Blackmned earth pattered against the screen.

Smoke mixed into the fog, tainting the frosted blanket with a gray, dishwater color.

Appearing at nearly point-blank range, two shadows raced forward. Jasek knew they were enemy tanks even before the vehicles opened fire. They probed through the thinning curtain, relying on instruments or instinct. Light autocannon fire spang ed off the BattleMech’s arms. The dark forms solidified in an instant, showing themselves as Skanda light tanks. Angular lines and their dropped nose marked them certainly as belonging to Clan Jade Falcon.

Bullet-shaped treads chewed up the sward like hungry mouths. They raced to either side of the camera, trading out autocannon for medium lasers and laying in a blistering cross fire. The camera view hitched and swung around, following the left-side Skanda. Return fire came late, scarlet-tinged lasers splashing armor from the tank’s rear quarter.

At nearly 120 kilometers per hour the tanks raced off into the fog, disappearing quickly. The scene slowed, catching the Skandas as thin shadows once more, and froze just before they disappeared.

“There!” Jasek threw the remote to his best friend and aide-de-camp, Niccolò GioAvanti. Jasek came out of his chair and prowled a tight box around a kidney-shaped desk. Lean and muscular, the thirty-one-year-old leader had the powerful grace of a stalking cat. “Look at that.”

He gestured to the Tri-Vid viewer inset into one of the office’s dark, walnut-paneled walls. This compilation of gun-cam footage had been specially edited to give him an overview of an intelligence-gathering raid against the world of Ryde, where one of his Stormhammer units had run into intolerable weather conditions and stiff Jade Falcon resistance. It was showing him a lot more.

“Hauptmann Falhearst’s Griffin has a Cyclops XII extended-range laser mounted on its right arm. What the hell is he doing, not using it?”

Niccolò GioAvanti rose from his own chair and set the slender remote on the edge of Jasek’s desk. His mouse brown hair was cut short and straight across the back and sides except for a family braid twisting down over his left temple. His eyes were an unsettling pale blue and never seemed to blink enough.

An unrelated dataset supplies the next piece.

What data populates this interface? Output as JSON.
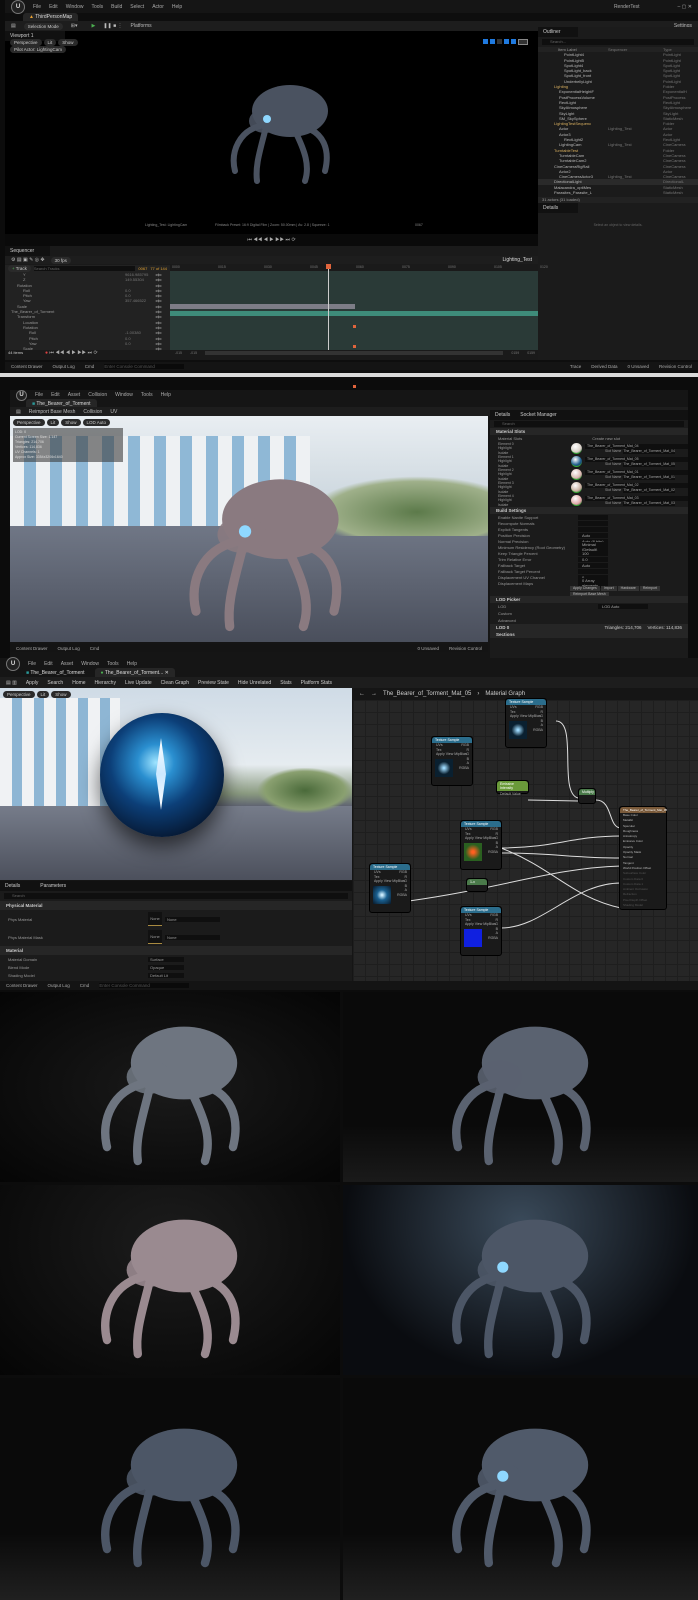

Wearing dark slacks and a flowing white shirt under a dark vest, he created a stark contrast to Jasek’s dusky features and crisp dress-gray uniform. Which was likely the reason he dressed that way.

Jasek watched as his friend squared the remote against a glass-topped holopic base that projected a clenched gauntlet into the air over his desk. Niccolò was obviously stalling, giving Jasek a moment in which to regain his composure. Thankfully, Jasek’s noble birth and inherited title did not stand between the two men. Niccolò himself came from a fairly influential merchant family, and twenty-two years of friendship had eroded any formality due a Landgrave and a ducal heir.

“Perhaps if we issued Tri-Vid remotes to our pilots,” Niccolò finally offered, “letting them slow the action and review it a time or two before making their decisions.”

Jasek glowered. Eighteen months on the world of Nusakan, sitting out a self-imposed exile, had not improved his mood. “Don’t twit me over being stuck here, Nicco.”

His friend raised an eyebrow. “Who thought Nusakan would be the perfect base of operations?”

“I did. And it was. Is!” He laughed dryly as his tongue tripped him up. “I just thought the key word would be operations, not base.”

Still, the barb stuck. Jasek snagged his desk chair and dropped back into it, testing the springs, which creaked several loud protests. The warm smell of rich leather wrapped around him as he rocked back for a moment, studying the ceiling. The scent reminded him of his father’s office, and that memory unlocked the door to so many more.